The governor's office is asking the state Legislature for $1.2 million to bail the State Fair out of debt in this year's budget proposal.
The state holds $770,000 in debt on the fair. By law the state may not make payments on an account that it cannot meet, so after funds dried up and the fair received additional vouchers to be paid, state Auditor Rich Sattgast stopped paying bills at the end of October.
The fair also ran up deficits in 2001 and 2002, but both those years the state Legislature jumped in to pay most of the difference.
Since 1996 revenues from fair vendors have declined by 33 percent. In 2000, the state began to hold the fair in July, rather than its traditional weeklong run ending Labor Day, to avoid a scheduling conflict with the beginning of the school year. That led to a major drop in fair attendance, even though attendance this year was up 3 percent.
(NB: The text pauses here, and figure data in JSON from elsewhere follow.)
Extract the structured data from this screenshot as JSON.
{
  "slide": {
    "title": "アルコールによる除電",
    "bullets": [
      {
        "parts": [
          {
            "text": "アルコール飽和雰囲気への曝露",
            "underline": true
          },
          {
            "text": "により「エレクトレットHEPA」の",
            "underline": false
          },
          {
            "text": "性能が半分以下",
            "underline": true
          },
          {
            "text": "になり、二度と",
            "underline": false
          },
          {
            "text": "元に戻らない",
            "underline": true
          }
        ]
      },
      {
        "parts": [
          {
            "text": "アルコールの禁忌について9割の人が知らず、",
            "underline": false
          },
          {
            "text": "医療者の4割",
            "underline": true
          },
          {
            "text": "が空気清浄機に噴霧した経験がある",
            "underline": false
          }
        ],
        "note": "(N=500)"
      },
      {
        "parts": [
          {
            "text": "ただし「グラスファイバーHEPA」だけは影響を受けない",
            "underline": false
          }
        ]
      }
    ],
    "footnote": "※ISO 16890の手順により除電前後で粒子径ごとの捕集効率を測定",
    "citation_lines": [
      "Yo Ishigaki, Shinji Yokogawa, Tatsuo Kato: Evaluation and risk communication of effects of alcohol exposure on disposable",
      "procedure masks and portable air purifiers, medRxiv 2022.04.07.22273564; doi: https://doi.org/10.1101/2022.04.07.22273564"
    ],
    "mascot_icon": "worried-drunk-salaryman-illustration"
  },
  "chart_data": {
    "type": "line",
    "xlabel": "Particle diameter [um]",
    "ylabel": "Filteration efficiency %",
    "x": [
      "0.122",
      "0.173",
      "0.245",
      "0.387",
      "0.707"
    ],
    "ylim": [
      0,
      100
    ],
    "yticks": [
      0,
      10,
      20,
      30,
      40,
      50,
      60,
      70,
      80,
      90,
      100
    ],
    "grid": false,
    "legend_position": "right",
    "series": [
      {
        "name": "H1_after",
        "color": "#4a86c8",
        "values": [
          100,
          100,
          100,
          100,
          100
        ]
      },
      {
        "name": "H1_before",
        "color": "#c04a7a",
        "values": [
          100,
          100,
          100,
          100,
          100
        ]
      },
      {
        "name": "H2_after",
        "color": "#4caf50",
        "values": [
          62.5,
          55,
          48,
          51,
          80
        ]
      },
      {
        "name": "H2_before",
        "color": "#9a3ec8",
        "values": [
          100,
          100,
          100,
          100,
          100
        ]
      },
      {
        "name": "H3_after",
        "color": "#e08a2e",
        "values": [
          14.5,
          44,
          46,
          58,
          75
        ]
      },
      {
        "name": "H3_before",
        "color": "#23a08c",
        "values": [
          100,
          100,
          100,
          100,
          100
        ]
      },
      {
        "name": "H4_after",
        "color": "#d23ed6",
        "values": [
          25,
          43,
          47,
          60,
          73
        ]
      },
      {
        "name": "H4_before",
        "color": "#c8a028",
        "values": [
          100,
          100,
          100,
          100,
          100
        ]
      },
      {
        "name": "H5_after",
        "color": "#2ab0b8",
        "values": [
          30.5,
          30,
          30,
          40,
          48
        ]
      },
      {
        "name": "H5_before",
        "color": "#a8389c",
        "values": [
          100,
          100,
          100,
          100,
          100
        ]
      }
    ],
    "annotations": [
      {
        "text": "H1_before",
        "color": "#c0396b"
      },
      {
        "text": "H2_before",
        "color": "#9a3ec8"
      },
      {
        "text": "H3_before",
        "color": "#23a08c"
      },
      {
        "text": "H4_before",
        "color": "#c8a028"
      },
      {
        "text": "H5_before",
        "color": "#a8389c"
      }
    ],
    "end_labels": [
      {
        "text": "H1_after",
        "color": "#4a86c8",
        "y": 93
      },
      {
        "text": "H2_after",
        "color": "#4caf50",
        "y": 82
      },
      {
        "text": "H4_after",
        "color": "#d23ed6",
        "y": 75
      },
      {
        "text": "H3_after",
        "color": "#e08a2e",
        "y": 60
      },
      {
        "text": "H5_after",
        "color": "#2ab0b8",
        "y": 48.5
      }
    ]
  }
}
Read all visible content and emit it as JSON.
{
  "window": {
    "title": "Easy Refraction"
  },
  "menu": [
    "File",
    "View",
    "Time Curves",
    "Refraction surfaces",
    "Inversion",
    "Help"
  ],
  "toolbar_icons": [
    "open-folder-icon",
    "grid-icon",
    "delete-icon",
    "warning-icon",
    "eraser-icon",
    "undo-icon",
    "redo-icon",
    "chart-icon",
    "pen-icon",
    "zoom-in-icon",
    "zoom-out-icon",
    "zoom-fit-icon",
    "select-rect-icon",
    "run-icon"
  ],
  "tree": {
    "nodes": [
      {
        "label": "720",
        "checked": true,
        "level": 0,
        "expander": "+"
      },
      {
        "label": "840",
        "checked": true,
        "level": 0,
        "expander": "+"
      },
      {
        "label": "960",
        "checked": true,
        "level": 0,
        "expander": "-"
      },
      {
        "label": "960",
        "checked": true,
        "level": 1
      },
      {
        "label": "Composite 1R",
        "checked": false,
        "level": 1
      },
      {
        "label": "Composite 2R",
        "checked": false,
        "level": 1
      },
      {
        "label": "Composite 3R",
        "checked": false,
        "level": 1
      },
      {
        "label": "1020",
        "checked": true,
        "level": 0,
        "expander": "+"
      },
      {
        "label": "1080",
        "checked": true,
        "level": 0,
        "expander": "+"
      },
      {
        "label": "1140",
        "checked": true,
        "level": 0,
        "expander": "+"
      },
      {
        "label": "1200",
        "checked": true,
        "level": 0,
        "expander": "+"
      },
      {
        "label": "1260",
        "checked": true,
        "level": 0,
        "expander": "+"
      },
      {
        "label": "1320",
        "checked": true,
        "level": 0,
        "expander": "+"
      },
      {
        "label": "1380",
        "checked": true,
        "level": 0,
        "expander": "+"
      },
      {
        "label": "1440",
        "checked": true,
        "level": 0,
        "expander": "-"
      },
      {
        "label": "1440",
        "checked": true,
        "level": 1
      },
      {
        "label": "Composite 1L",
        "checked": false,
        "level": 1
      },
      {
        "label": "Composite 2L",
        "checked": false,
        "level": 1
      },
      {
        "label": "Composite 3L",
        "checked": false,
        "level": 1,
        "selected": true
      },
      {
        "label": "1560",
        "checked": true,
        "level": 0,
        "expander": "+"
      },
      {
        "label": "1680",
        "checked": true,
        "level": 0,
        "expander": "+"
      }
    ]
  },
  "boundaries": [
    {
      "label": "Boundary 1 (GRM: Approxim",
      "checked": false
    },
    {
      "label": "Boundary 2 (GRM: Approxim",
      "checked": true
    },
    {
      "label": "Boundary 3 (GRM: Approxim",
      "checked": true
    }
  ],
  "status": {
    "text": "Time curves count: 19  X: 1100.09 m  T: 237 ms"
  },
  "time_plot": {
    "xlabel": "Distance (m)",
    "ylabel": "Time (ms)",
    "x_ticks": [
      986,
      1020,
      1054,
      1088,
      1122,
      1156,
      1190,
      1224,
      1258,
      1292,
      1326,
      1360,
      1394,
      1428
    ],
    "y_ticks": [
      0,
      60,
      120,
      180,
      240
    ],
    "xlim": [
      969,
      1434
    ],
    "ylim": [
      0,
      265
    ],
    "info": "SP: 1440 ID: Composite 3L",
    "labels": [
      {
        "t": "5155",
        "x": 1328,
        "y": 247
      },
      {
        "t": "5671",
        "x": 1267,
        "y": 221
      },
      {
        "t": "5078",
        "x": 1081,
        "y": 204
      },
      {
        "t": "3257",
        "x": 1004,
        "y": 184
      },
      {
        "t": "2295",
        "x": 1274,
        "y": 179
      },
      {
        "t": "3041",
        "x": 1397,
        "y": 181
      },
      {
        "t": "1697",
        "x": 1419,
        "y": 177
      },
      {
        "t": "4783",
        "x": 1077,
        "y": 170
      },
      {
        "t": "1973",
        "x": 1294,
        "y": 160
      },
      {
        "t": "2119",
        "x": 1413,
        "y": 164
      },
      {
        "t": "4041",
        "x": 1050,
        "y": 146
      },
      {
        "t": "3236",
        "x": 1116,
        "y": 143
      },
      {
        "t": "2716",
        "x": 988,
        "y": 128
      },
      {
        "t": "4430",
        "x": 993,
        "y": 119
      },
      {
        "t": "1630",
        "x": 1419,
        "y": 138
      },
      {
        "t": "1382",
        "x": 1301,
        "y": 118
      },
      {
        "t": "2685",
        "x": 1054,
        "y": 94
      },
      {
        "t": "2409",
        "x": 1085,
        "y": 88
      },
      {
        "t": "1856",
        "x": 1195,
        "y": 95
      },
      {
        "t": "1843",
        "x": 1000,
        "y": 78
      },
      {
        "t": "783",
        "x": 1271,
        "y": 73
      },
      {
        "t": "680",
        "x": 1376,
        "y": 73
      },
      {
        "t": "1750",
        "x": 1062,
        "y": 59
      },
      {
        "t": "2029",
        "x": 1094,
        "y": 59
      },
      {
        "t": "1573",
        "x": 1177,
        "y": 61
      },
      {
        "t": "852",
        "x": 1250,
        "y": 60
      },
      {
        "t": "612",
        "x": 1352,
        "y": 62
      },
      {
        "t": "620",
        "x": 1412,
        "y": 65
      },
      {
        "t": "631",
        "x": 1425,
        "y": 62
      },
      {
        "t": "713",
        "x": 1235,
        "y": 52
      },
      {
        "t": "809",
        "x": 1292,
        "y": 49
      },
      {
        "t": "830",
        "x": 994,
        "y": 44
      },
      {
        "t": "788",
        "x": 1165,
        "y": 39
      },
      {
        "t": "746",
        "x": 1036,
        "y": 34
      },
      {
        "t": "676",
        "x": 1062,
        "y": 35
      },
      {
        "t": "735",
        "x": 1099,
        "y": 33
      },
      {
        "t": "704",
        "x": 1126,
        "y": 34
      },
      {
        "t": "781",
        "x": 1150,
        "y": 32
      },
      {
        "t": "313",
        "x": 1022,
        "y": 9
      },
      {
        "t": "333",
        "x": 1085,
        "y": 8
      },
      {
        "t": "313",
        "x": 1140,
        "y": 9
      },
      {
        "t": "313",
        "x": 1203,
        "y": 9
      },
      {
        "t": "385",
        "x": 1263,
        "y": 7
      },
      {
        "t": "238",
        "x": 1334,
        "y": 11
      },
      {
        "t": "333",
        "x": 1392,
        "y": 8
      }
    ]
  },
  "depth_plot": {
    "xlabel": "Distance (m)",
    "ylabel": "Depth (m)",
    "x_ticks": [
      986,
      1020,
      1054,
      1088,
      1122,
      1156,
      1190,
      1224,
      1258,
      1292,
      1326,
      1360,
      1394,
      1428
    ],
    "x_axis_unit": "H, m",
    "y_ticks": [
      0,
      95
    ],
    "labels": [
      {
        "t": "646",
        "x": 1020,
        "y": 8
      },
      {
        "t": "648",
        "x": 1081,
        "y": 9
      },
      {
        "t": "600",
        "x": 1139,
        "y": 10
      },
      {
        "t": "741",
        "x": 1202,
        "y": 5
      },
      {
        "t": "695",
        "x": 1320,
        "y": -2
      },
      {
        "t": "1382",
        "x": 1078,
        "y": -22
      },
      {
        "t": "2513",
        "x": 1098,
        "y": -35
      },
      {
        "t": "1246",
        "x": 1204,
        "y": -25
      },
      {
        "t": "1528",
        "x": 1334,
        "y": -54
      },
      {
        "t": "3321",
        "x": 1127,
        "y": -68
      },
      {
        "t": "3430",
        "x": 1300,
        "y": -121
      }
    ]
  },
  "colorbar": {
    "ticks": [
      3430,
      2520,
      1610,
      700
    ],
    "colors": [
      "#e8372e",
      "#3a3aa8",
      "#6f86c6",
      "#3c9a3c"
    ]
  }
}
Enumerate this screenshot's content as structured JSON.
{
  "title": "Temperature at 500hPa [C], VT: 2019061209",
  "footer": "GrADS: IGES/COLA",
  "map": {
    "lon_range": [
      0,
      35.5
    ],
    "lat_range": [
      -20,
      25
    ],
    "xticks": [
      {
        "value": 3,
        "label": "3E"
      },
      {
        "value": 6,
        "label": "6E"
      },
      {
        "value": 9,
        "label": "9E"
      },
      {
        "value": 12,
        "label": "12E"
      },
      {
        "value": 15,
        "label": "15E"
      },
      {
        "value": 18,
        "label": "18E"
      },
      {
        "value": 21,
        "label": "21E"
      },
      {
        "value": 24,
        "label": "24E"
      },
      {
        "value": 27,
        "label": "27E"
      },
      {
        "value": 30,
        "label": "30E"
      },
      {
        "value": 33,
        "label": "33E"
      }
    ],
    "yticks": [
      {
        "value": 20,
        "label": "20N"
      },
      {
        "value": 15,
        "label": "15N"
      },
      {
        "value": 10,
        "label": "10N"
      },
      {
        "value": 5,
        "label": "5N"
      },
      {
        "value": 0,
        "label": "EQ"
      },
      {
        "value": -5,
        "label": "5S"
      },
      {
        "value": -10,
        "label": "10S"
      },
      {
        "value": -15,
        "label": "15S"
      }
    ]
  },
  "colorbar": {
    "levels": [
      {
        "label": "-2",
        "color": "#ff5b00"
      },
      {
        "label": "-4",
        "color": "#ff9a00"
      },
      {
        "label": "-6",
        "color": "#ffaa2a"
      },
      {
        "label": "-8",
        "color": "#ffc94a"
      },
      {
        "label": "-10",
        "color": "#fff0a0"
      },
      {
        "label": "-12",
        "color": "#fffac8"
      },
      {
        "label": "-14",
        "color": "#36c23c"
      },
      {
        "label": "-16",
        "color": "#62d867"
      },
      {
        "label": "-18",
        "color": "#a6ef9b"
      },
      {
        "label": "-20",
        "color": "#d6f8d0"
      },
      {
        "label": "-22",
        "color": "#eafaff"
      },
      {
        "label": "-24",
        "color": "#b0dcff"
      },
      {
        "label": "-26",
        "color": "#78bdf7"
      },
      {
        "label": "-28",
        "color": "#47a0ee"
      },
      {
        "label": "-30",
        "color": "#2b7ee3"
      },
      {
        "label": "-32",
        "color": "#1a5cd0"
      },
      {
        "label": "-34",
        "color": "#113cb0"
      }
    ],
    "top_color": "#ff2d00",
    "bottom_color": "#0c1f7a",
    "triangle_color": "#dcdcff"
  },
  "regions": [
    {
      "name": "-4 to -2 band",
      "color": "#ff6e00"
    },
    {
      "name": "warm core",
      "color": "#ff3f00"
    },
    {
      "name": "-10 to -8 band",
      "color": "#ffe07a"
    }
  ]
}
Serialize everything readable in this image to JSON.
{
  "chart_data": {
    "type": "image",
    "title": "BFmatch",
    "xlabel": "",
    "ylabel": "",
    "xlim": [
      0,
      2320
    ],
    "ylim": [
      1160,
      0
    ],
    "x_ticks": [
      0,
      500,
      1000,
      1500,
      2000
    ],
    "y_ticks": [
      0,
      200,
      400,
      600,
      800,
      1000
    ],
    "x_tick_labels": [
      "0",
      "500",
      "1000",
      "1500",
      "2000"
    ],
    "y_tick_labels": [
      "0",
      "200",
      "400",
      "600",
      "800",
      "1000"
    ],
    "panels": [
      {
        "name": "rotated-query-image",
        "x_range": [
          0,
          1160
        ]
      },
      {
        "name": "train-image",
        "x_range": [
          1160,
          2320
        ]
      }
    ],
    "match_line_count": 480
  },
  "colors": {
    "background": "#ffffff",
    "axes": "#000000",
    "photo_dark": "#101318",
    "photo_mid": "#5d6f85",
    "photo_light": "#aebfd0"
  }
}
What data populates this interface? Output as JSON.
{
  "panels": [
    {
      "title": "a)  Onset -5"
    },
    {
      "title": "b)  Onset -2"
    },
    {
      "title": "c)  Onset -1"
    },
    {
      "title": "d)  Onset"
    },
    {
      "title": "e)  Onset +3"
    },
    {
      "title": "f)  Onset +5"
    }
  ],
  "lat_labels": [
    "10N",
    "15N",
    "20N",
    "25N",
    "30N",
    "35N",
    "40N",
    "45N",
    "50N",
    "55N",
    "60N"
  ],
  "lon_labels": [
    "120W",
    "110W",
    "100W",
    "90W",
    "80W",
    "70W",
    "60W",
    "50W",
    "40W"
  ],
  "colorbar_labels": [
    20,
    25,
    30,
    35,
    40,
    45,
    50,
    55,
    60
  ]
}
In 2003 the Legislature took authority over the fair from an appointed commission and gave it to Agriculture Secretary Larry Gabriel. Officials plan to move the fair back to its traditional dates in 2004 in an effort to revive the event. Gabriel also has plans to use the fairgrounds for other events, such as auto racing, to increase revenues throughout the year.
Meanwhile, some legislators have suggested abandoning the traditional fair and using one of the regional fairs in Sioux Falls or Rapid City, which are self-supporting, as the state fair.